Untuk soal ini, hanya keduanya yang bisa saling bertukar kata.

"Kalau begitu aku akan langsung saja, mohon maaf, Bibi."

Tensi bisa dirasakan naik lebih daripada yang dikira. Semuanya hening dalam kebungkaman. Tidak ada yang berani menyela.

"Apakah kau bukan dirimu yang sebenarnya, tapi 'dia' yang ada di tubuh wanita malang ini?"

Wei Wuxian menatap penuh makna dalam setiap perkataan serius, menghasilkan senyuman dingin khas terpatri dalam lengkungan manis wajah wanita setengah paruh baya tersebut.

Perlahan ia terbelalak dengan segala kemiripan yang berlangsung depan mata jernihnya.

Hari itu mendung berkabut, hujan pancaroba semakin dekat. Kecerahan terusik digantikan kelabunya fakta depan mata.

Lan Ruhi mempunyai wajah berkilau layaknya secerah matahari, namun dinginnya senyuman bagai badai salju di musim dingin terparah.

"Benar. Aku adalah Wen Ruohan. Mendiang Kepala Sekte Klan Wen terdahulu."

Atmosfer mulai berubah meski hanya sekelibat, namun kentara bagi yang ada di dalam ruangan dan mengamati tensi dengan mata melesak layaknya burung elang.

Tidak ada yg bicara sebelum Wei Wuxian menyahut lagi untuk mengutarakan kecurigaannya.

Pantat Wei Wuxian bergesek dengan dudukan bantal, menyamankan diri dan mengubah posenya tapi tatapan masih kentara mengintimidasi, meraih cangkir teh. "Pesakitan, badan lemah, kultivasi tidak terlalu tinggi seperti guru senior biasanya, dan bukan berdarah asli Lan. Sudah kuduga kau akan berpotensi masuk."

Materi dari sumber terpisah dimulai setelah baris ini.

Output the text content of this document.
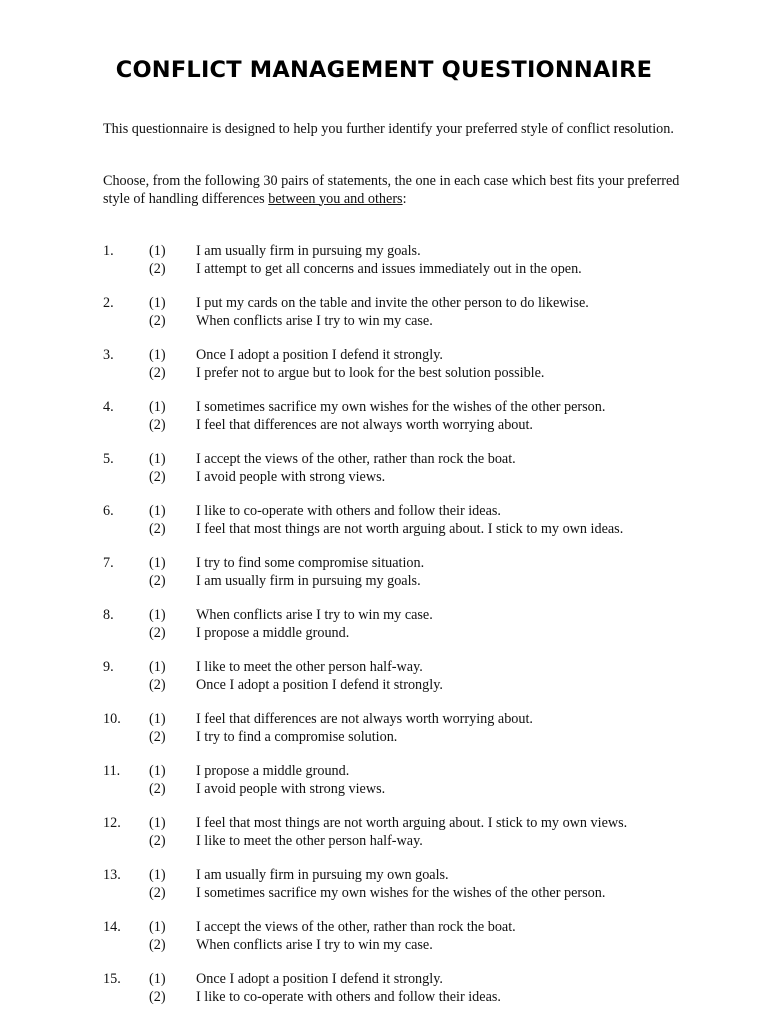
CONFLICT MANAGEMENT QUESTIONNAIRE

This questionnaire is designed to help you further identify your preferred style of conflict resolution.

Choose, from the following 30 pairs of statements, the one in each case which best fits your preferred style of handling differences between you and others:

1. (1) I am usually firm in pursuing my goals.
(2) I attempt to get all concerns and issues immediately out in the open.
2. (1) I put my cards on the table and invite the other person to do likewise.
(2) When conflicts arise I try to win my case.
3. (1) Once I adopt a position I defend it strongly.
(2) I prefer not to argue but to look for the best solution possible.
4. (1) I sometimes sacrifice my own wishes for the wishes of the other person.
(2) I feel that differences are not always worth worrying about.
5. (1) I accept the views of the other, rather than rock the boat.
(2) I avoid people with strong views.
6. (1) I like to co-operate with others and follow their ideas.
(2) I feel that most things are not worth arguing about. I stick to my own ideas.
7. (1) I try to find some compromise situation.
(2) I am usually firm in pursuing my goals.
8. (1) When conflicts arise I try to win my case.
(2) I propose a middle ground.
9. (1) I like to meet the other person half-way.
(2) Once I adopt a position I defend it strongly.
10. (1) I feel that differences are not always worth worrying about.
(2) I try to find a compromise solution.
11. (1) I propose a middle ground.
(2) I avoid people with strong views.
12. (1) I feel that most things are not worth arguing about. I stick to my own views.
(2) I like to meet the other person half-way.
13. (1) I am usually firm in pursuing my own goals.
(2) I sometimes sacrifice my own wishes for the wishes of the other person.
14. (1) I accept the views of the other, rather than rock the boat.
(2) When conflicts arise I try to win my case.
15. (1) Once I adopt a position I defend it strongly.
(2) I like to co-operate with others and follow their ideas.
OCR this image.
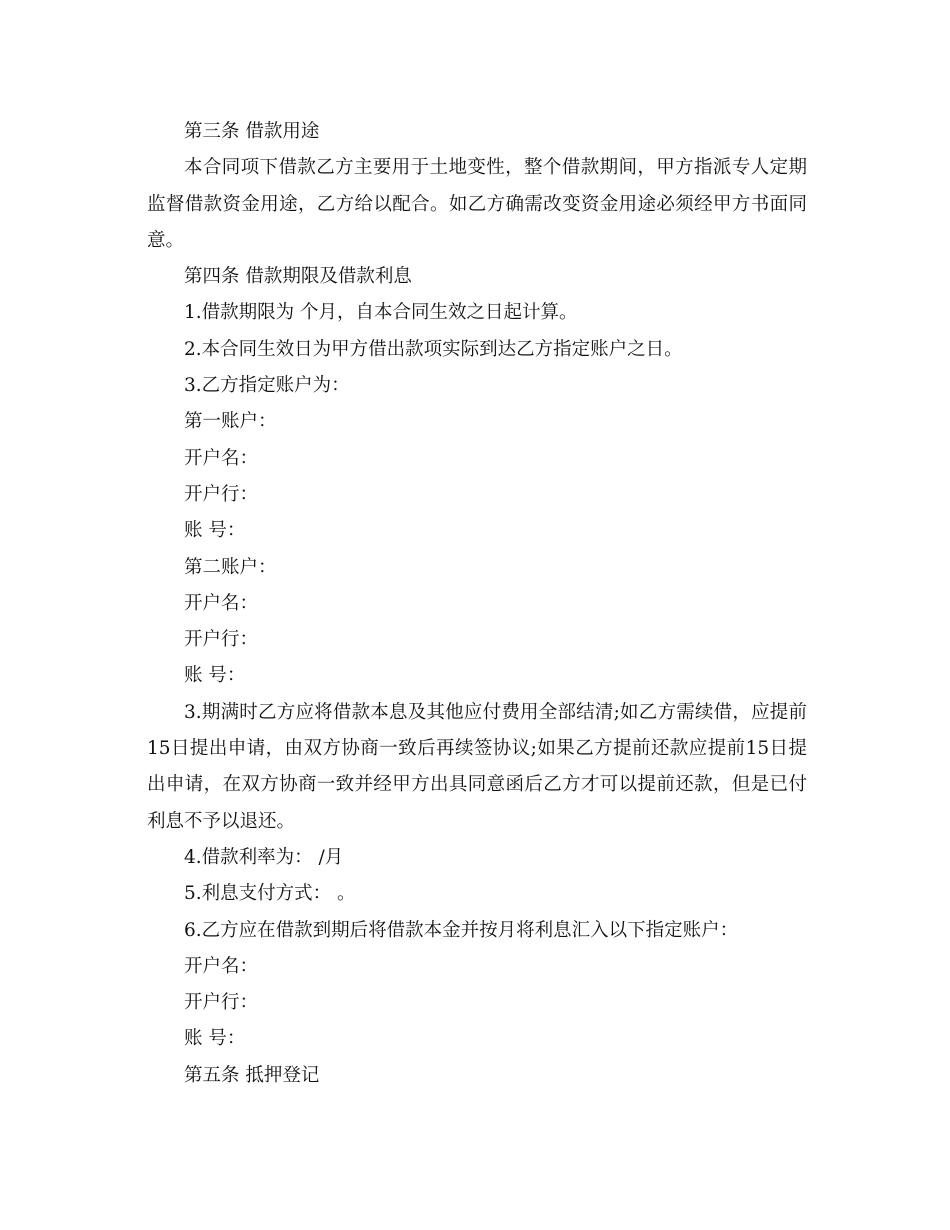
第三条 借款用途

本合同项下借款乙方主要用于土地变性，整个借款期间，甲方指派专人定期监督借款资金用途，乙方给以配合。如乙方确需改变资金用途必须经甲方书面同意。

第四条 借款期限及借款利息

1.借款期限为 个月，自本合同生效之日起计算。

2.本合同生效日为甲方借出款项实际到达乙方指定账户之日。

3.乙方指定账户为：

第一账户：

开户名：

开户行：

账 号：

第二账户：

开户名：

开户行：

账 号：

3.期满时乙方应将借款本息及其他应付费用全部结清;如乙方需续借，应提前15日提出申请，由双方协商一致后再续签协议;如果乙方提前还款应提前15日提出申请，在双方协商一致并经甲方出具同意函后乙方才可以提前还款，但是已付利息不予以退还。

4.借款利率为： /月

5.利息支付方式： 。

6.乙方应在借款到期后将借款本金并按月将利息汇入以下指定账户：

开户名：

开户行：

账 号：

第五条 抵押登记
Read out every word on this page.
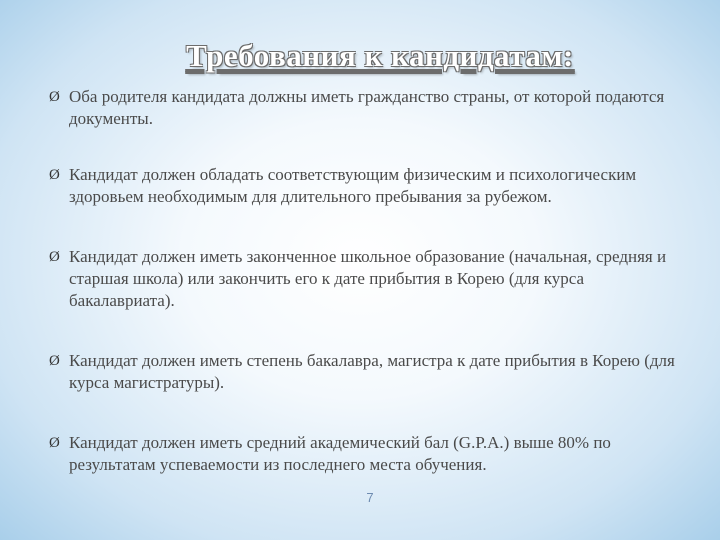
Требования к кандидатам:
Ø Оба родителя кандидата должны иметь гражданство страны, от которой подаются документы.
Ø Кандидат должен обладать соответствующим физическим и психологическим здоровьем необходимым для длительного пребывания за рубежом.
Ø Кандидат должен иметь законченное школьное образование (начальная, средняя и старшая школа) или закончить его к дате прибытия в Корею (для курса бакалавриата).
Ø Кандидат должен иметь степень бакалавра, магистра к дате прибытия в Корею (для курса магистратуры).
Ø Кандидат должен иметь средний академический бал (G.P.A.) выше 80% по результатам успеваемости из последнего места обучения.
7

Hanya tawa renyah keluar meski kicaunya manis distutupi sekilas oleh kain lengan panjang. "Kau juga sama saja sepertiku, Mo Xuanyo-bukan," merah delima menatap penuh rasa api kesenangan dibalik anggunnya bersikap, "Wei Wuxian?"

"Itu sudah rahasia umum, tidak perlu mendetail lagi. Kau tahu dengan cepat seperti biasa. Memang sesuai ekspetasi, Wen Ruohan, Sang Tirani Qishan."

Satu cangkir teh diangkat santai, tersodorkan begitu halusnya.

Hanya satu tundukan dan wajah senyum itu tergantikan cengiran panas.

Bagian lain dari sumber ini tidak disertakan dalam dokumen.